The private sector has also been selfish and preoccupied with its own business activities
without spending time on the national issue of Sri Lanka tourism. We have sat back and
criticised the authorities without taking the leadership ourselves.

Given the constraints under which the SLTPB is working, I am aware that an urgent short
term marketing plan has been prepared for the next one year. This encompasses primarily
activities related to trade fairs in a cross section of countries.

However, what is required now is a more holistic, all-encompassing detailed strategic plan
and a clear road map, backed by a consistent brand value proposition, and positioning.

This is the crying need of the day if we are really to get there.

Need for quality trained staff

To get to there, we need good frontline people for our industry. All of us know that the
tourism industry succeeds because of its frontline staff and services they provide. Currently,
there is a major shortage of both quality and quantity in this area.

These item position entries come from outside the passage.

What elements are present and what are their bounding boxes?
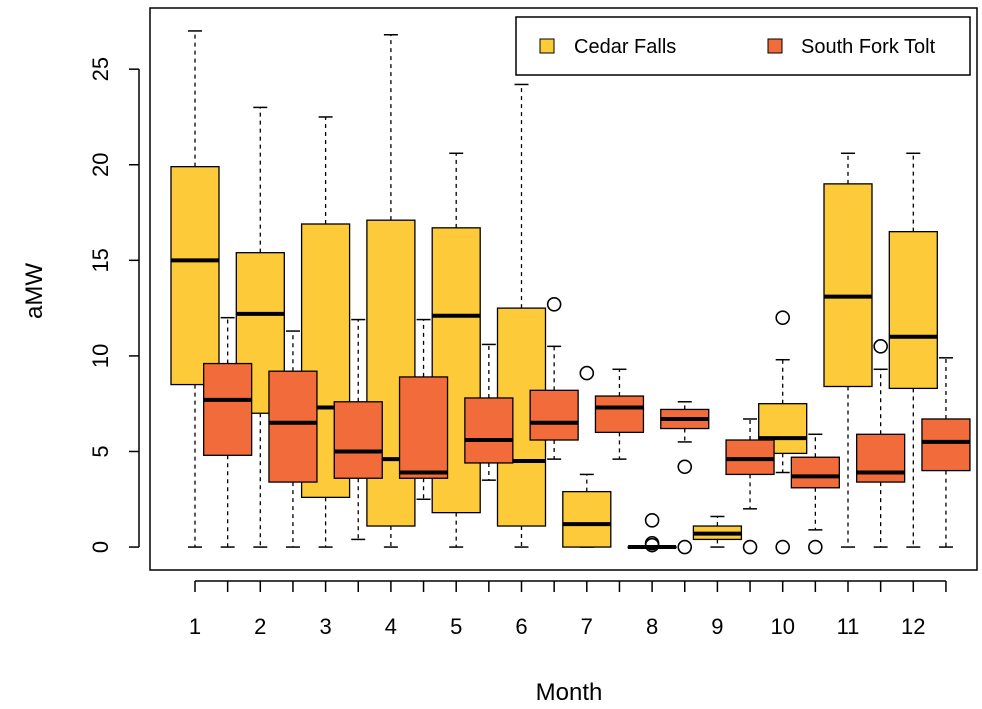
box-cedar-falls-1 (170, 30, 220, 548)
outlier-point (775, 310, 791, 325)
y-axis: 0 5 10 15 20 25 (88, 57, 140, 553)
x-tick-label-5: 5 (450, 614, 462, 639)
box-south-fork-tolt-10 (790, 433, 840, 555)
x-tick-label-12: 12 (901, 614, 925, 639)
x-tick-label-4: 4 (385, 614, 397, 639)
box-body (594, 395, 645, 434)
box-body (562, 490, 612, 548)
legend-swatch-cedar-falls (539, 38, 555, 54)
outlier-point (677, 539, 693, 555)
y-tick-label-10: 10 (88, 344, 113, 368)
box-south-fork-tolt-6 (529, 296, 579, 460)
y-tick-label-15: 15 (88, 248, 113, 272)
x-axis-title: Month (536, 679, 603, 706)
x-tick-label-8: 8 (646, 614, 658, 639)
box-body (464, 397, 514, 464)
y-tick-label-20: 20 (88, 153, 113, 177)
box-cedar-falls-12 (888, 152, 938, 548)
outlier-point (775, 539, 791, 555)
box-body (202, 362, 253, 456)
box-south-fork-tolt-1 (202, 316, 253, 548)
outlier-point (808, 539, 823, 555)
box-cedar-falls-5 (431, 152, 481, 548)
x-tick-label-11: 11 (837, 614, 860, 639)
box-body (921, 418, 971, 472)
box-body (398, 376, 449, 479)
outlier-point (579, 365, 595, 381)
outlier-point (644, 537, 660, 553)
box-south-fork-tolt-5 (464, 343, 514, 481)
legend-label-south-fork-tolt: South Fork Tolt (801, 36, 936, 58)
outlier-point (644, 512, 660, 528)
x-tick-label-9: 9 (711, 614, 723, 639)
box-south-fork-tolt-3 (333, 318, 383, 541)
box-cedar-falls-6 (496, 83, 547, 548)
box-cedar-falls-10 (758, 310, 808, 555)
x-tick-label-7: 7 (581, 614, 593, 639)
box-south-fork-tolt-11 (856, 339, 906, 548)
x-tick-label-1: 1 (189, 614, 201, 639)
box-cedar-falls-9 (692, 515, 743, 548)
legend-frame (515, 16, 971, 76)
box-body (366, 219, 416, 527)
box-body (856, 433, 906, 483)
box-body (268, 370, 318, 483)
box-body (823, 183, 873, 388)
y-tick-label-25: 25 (88, 57, 113, 81)
box-south-fork-tolt-7 (594, 368, 645, 460)
legend-swatch-south-fork-tolt (767, 38, 783, 54)
box-body (170, 166, 220, 386)
outlier-point (873, 339, 888, 354)
y-axis-title: aMW (21, 263, 48, 319)
box-south-fork-tolt-9 (725, 418, 775, 555)
box-south-fork-tolt-8 (660, 401, 710, 555)
legend: Cedar Falls South Fork Tolt (515, 16, 971, 76)
outlier-point (546, 296, 562, 312)
x-tick-label-10: 10 (770, 614, 794, 639)
box-cedar-falls-11 (823, 152, 873, 548)
box-body (529, 389, 579, 441)
box-cedar-falls-7 (562, 365, 612, 548)
x-tick-label-2: 2 (254, 614, 266, 639)
box-body (333, 401, 383, 479)
outlier-point (677, 459, 693, 475)
outlier-point (742, 539, 758, 555)
box-cedar-falls-8 (627, 512, 677, 553)
legend-label-cedar-falls: Cedar Falls (574, 36, 676, 58)
plot-area (170, 30, 971, 555)
box-south-fork-tolt-12 (921, 357, 971, 548)
box-body (888, 231, 938, 390)
y-tick-label-0: 0 (88, 541, 113, 553)
x-tick-label-6: 6 (515, 614, 527, 639)
box-body (790, 456, 840, 489)
y-tick-label-5: 5 (88, 445, 113, 457)
x-axis: 1 2 3 4 5 6 7 8 9 10 11 12 (189, 580, 947, 639)
box-south-fork-tolt-4 (398, 318, 449, 501)
x-tick-label-3: 3 (319, 614, 331, 639)
plot-frame (149, 7, 978, 571)
box-south-fork-tolt-2 (268, 330, 318, 548)
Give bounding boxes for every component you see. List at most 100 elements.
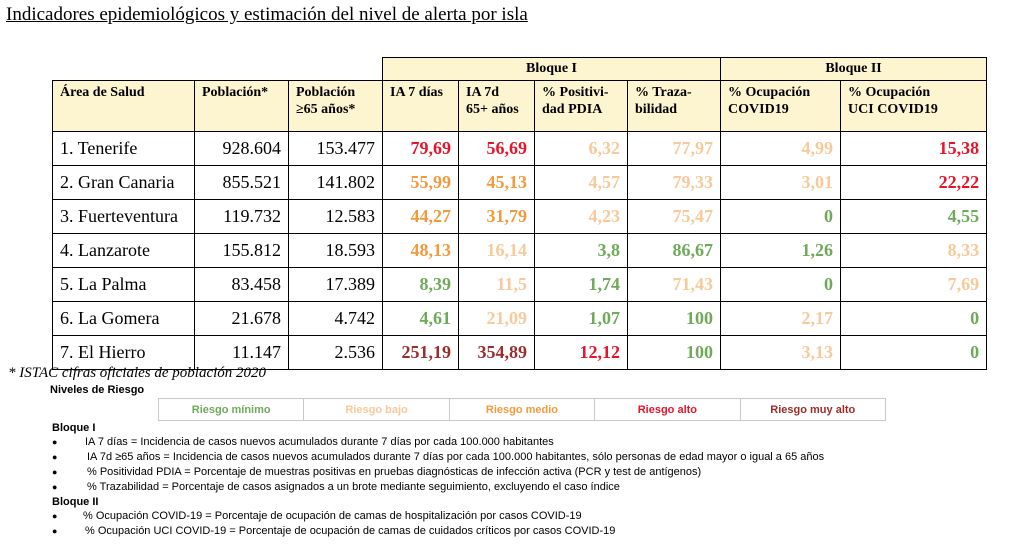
area-cell: 2. Gran Canaria [52,165,195,200]
ia7-65-cell: 56,69 [458,131,536,166]
legend-riesgo-alto: Riesgo alto [594,398,741,421]
poblacion-cell: 119.732 [194,199,289,234]
indicators-table: Bloque I Bloque II Área de Salud Poblaci… [52,57,988,370]
list-item: ● IA 7d ≥65 años = Incidencia de casos nu… [52,451,825,463]
header-area: Área de Salud [52,80,195,132]
ia7-cell: 55,99 [382,165,460,200]
positividad-cell: 12,12 [534,335,629,370]
bullet-icon: ● [52,437,58,447]
ocupacion-cell: 1,26 [720,233,842,268]
positividad-cell: 4,23 [534,199,629,234]
bullet-icon: ● [52,511,58,521]
poblacion-cell: 928.604 [194,131,289,166]
poblacion-65-cell: 17.389 [287,267,384,302]
trazabilidad-cell: 100 [627,335,722,370]
ocupacion-uci-cell: 22,22 [840,165,988,200]
risk-levels-legend: Riesgo mínimo Riesgo bajo Riesgo medio R… [157,398,887,421]
area-cell: 4. Lanzarote [52,233,195,268]
ocupacion-cell: 4,99 [720,131,842,166]
header-poblacion: Población* [194,80,289,132]
poblacion-65-cell: 12.583 [287,199,384,234]
poblacion-65-cell: 153.477 [287,131,384,166]
ia7-65-cell: 11,5 [458,267,536,302]
trazabilidad-cell: 71,43 [627,267,722,302]
poblacion-cell: 855.521 [194,165,289,200]
ia7-65-cell: 45,13 [458,165,536,200]
area-cell: 7. El Hierro [52,335,195,370]
ocupacion-uci-cell: 15,38 [840,131,988,166]
ia7-cell: 8,39 [382,267,460,302]
header-ocupacion: % Ocupación COVID19 [720,80,842,132]
poblacion-cell: 83.458 [194,267,289,302]
risk-levels-title: Niveles de Riesgo [50,384,145,396]
positividad-cell: 3,8 [534,233,629,268]
poblacion-cell: 21.678 [194,301,289,336]
header-trazabilidad: % Traza-bilidad [627,80,722,132]
ia7-65-cell: 16,14 [458,233,536,268]
bullet-icon: ● [52,452,58,462]
list-item: ●% Positividad PDIA = Porcentaje de mues… [52,466,702,478]
ia7-65-cell: 21,09 [458,301,536,336]
table-row: 7. El Hierro 11.147 2.536 251,19 354,89 … [52,335,988,370]
ocupacion-uci-cell: 7,69 [840,267,988,302]
ia7-65-cell: 354,89 [458,335,536,370]
ia7-65-cell: 31,79 [458,199,536,234]
ocupacion-cell: 0 [720,267,842,302]
header-ocupacion-uci: % Ocupación UCI COVID19 [840,80,988,132]
positividad-cell: 4,57 [534,165,629,200]
bullet-icon: ● [52,526,58,536]
table-row: 3. Fuerteventura 119.732 12.583 44,27 31… [52,199,988,234]
table-row: 5. La Palma 83.458 17.389 8,39 11,5 1,74… [52,267,988,302]
table-row: 1. Tenerife 928.604 153.477 79,69 56,69 … [52,131,988,166]
header-positividad: % Positivi-dad PDIA [534,80,629,132]
positividad-cell: 1,74 [534,267,629,302]
area-cell: 6. La Gomera [52,301,195,336]
header-ia7-65: IA 7d 65+ años [458,80,536,132]
poblacion-65-cell: 4.742 [287,301,384,336]
page-title: Indicadores epidemiológicos y estimación… [6,4,528,25]
header-poblacion-65: Población ≥65 años* [287,80,384,132]
ocupacion-uci-cell: 4,55 [840,199,988,234]
definitions: Bloque I ● IA 7 días = Incidencia de caso… [52,421,825,539]
block-blank-cell [52,57,384,81]
block-2-header: Bloque II [720,57,988,81]
definitions-block-1-title: Bloque I [52,422,96,434]
ocupacion-uci-cell: 0 [840,301,988,336]
trazabilidad-cell: 86,67 [627,233,722,268]
definitions-block-2-title: Bloque II [52,496,99,508]
list-item: ●% Ocupación COVID-19 = Porcentaje de oc… [52,510,582,522]
poblacion-65-cell: 141.802 [287,165,384,200]
poblacion-cell: 155.812 [194,233,289,268]
ocupacion-cell: 3,01 [720,165,842,200]
trazabilidad-cell: 75,47 [627,199,722,234]
positividad-cell: 6,32 [534,131,629,166]
legend-riesgo-minimo: Riesgo mínimo [157,398,305,421]
bullet-icon: ● [52,467,58,477]
trazabilidad-cell: 77,97 [627,131,722,166]
ia7-cell: 44,27 [382,199,460,234]
ocupacion-uci-cell: 0 [840,335,988,370]
column-header-row: Área de Salud Población* Población ≥65 añ… [52,80,988,132]
block-header-row: Bloque I Bloque II [52,57,988,81]
poblacion-cell: 11.147 [194,335,289,370]
list-item: ● IA 7 días = Incidencia de casos nuevos … [52,436,554,448]
header-ia7: IA 7 días [382,80,460,132]
ia7-cell: 48,13 [382,233,460,268]
legend-riesgo-muy-alto: Riesgo muy alto [739,398,887,421]
table-row: 6. La Gomera 21.678 4.742 4,61 21,09 1,0… [52,301,988,336]
ia7-cell: 4,61 [382,301,460,336]
area-cell: 3. Fuerteventura [52,199,195,234]
poblacion-65-cell: 18.593 [287,233,384,268]
list-item: ●% Trazabilidad = Porcentaje de casos as… [52,481,620,493]
positividad-cell: 1,07 [534,301,629,336]
ocupacion-cell: 0 [720,199,842,234]
list-item: ●% Ocupación UCI COVID-19 = Porcentaje d… [52,525,616,537]
table-row: 4. Lanzarote 155.812 18.593 48,13 16,14 … [52,233,988,268]
ocupacion-cell: 2,17 [720,301,842,336]
ocupacion-cell: 3,13 [720,335,842,370]
trazabilidad-cell: 79,33 [627,165,722,200]
ia7-cell: 79,69 [382,131,460,166]
population-footnote: * ISTAC cifras oficiales de población 20… [8,365,267,381]
poblacion-65-cell: 2.536 [287,335,384,370]
ia7-cell: 251,19 [382,335,460,370]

In 2013, we had 112,558 staff directly employed in tourism while another 157,600 were
indirectly employed the total number being 270,158. ( Ref SLTDA)

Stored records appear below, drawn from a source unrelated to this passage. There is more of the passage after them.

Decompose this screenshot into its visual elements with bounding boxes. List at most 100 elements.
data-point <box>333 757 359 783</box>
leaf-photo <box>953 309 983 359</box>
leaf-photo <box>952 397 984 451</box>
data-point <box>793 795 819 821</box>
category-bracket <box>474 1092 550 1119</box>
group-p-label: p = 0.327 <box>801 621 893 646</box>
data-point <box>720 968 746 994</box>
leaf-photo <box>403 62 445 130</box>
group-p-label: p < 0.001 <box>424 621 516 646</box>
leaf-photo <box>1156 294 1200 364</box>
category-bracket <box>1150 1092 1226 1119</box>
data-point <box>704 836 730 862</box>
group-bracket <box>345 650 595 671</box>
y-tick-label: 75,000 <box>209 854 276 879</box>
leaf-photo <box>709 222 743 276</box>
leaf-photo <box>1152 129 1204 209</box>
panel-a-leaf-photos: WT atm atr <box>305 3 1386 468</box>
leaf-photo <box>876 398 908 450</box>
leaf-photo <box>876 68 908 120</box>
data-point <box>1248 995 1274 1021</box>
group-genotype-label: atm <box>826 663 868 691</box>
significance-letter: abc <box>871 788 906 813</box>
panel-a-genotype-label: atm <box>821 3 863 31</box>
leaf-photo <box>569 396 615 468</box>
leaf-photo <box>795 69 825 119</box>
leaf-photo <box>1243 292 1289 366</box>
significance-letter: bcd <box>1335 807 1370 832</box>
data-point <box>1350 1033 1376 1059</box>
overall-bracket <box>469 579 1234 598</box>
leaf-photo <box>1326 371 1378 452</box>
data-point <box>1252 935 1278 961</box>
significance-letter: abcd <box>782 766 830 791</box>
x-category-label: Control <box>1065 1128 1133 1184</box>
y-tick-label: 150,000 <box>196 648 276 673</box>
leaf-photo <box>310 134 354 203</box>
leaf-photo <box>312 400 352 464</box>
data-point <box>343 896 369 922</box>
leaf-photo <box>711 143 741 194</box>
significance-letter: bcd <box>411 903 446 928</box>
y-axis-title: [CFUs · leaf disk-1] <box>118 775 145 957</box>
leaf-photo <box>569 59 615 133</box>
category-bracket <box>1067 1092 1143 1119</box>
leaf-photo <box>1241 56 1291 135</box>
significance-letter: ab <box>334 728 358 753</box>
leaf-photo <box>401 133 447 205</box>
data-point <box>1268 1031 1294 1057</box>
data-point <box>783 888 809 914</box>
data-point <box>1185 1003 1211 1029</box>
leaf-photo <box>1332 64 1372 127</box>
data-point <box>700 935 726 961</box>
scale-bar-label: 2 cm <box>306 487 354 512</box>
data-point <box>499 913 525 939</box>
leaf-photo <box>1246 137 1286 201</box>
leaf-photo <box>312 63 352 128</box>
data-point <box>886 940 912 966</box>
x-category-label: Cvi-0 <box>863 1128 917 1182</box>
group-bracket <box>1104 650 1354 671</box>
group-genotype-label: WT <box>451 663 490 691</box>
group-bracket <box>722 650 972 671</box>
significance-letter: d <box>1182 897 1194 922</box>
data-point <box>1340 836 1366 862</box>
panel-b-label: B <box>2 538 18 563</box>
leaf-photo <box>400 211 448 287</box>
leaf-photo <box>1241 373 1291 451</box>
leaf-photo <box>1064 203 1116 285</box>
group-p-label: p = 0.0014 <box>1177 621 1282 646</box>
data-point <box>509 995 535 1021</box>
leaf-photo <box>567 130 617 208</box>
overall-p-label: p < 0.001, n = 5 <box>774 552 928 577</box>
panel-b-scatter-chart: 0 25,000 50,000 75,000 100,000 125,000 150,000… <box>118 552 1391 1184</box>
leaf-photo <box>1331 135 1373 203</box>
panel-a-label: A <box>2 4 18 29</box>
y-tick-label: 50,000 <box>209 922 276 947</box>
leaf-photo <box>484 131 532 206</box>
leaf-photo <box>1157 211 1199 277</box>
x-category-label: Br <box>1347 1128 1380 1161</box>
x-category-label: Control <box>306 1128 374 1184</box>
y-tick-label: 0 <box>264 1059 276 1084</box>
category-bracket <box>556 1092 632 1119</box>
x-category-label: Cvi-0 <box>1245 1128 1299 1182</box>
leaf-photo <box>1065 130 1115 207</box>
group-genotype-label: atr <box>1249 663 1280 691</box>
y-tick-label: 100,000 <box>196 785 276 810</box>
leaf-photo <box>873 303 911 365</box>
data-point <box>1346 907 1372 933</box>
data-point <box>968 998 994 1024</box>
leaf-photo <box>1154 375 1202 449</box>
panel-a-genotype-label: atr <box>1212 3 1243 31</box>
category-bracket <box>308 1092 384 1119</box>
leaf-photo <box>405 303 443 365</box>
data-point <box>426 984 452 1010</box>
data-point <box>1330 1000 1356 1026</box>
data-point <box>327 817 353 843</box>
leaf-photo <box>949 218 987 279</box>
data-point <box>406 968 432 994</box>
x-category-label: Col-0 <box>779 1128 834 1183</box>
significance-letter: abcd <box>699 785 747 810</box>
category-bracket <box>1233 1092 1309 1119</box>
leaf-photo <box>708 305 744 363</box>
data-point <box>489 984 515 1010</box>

If we pro-rate the future staff requirements, based on the arrivals, the staff numbers required
to service about 2.5 m to 3 m tourists will be about 365, 000, which is almost a 100,000
shortfall in the next few years. If we are trying to ramp up the arrivals to 6 m, we can work
out the math and see what the consequences are.

I believe that this is an equally important aspect that we are neglecting and quite possibly we
could be sitting on a time bomb with a slow fuse.
This also has to be addressed in a holistic analytical manner urgently if Sri Lanka is not to
lose its advantage asa genuinely warm hospitable destination.

Reliable Data and Analysis

There is no doubt that the Sri Lanka tourism market is now maturing and facing stiff
international competition from its neighbours. Responding to these challenges requires
analytical assessment, study and research of data and emerging trends. For any analysis,
timely and accurate data is essential. This is vital, and without it, we will be groping in the

It is only the SLTDA, which produces a comprehensive statistical report, but how many of us
really analyze and study these statistics to understand the underline trends?

In the past, there have been controversies about the reliability of some of this data and also
there had been inordinate delays in the release of this data. I am aware that the new
administration is actively taking steps to remedy this situation, and we all hope that the 2014
annual statistical report, which would should have been released in early 2015, will be soon
published by the SLTDA.

Over and above this, I believe Sri Lanka tourism needs establish a Think Tank of a group of
tourism leaders and analysts,working independently, to study and research the available data
and statistics,and to produce meaningful evaluations, based on which, the industry can take
strategic decisions.

To conclude, I hope I have been able to stimulate some thinking in all of us, and generate an
urgent call for action. I may have ruffled some feathers, and trod on some toes- but that
was done in good faith.

We should all, therefore, take this opportunity of making a fresh start under a good
private/public sector interactive partnership, to develop Sri Lanka tourism in a better and
sustainable manner so that we could move forward boldly, and to get there.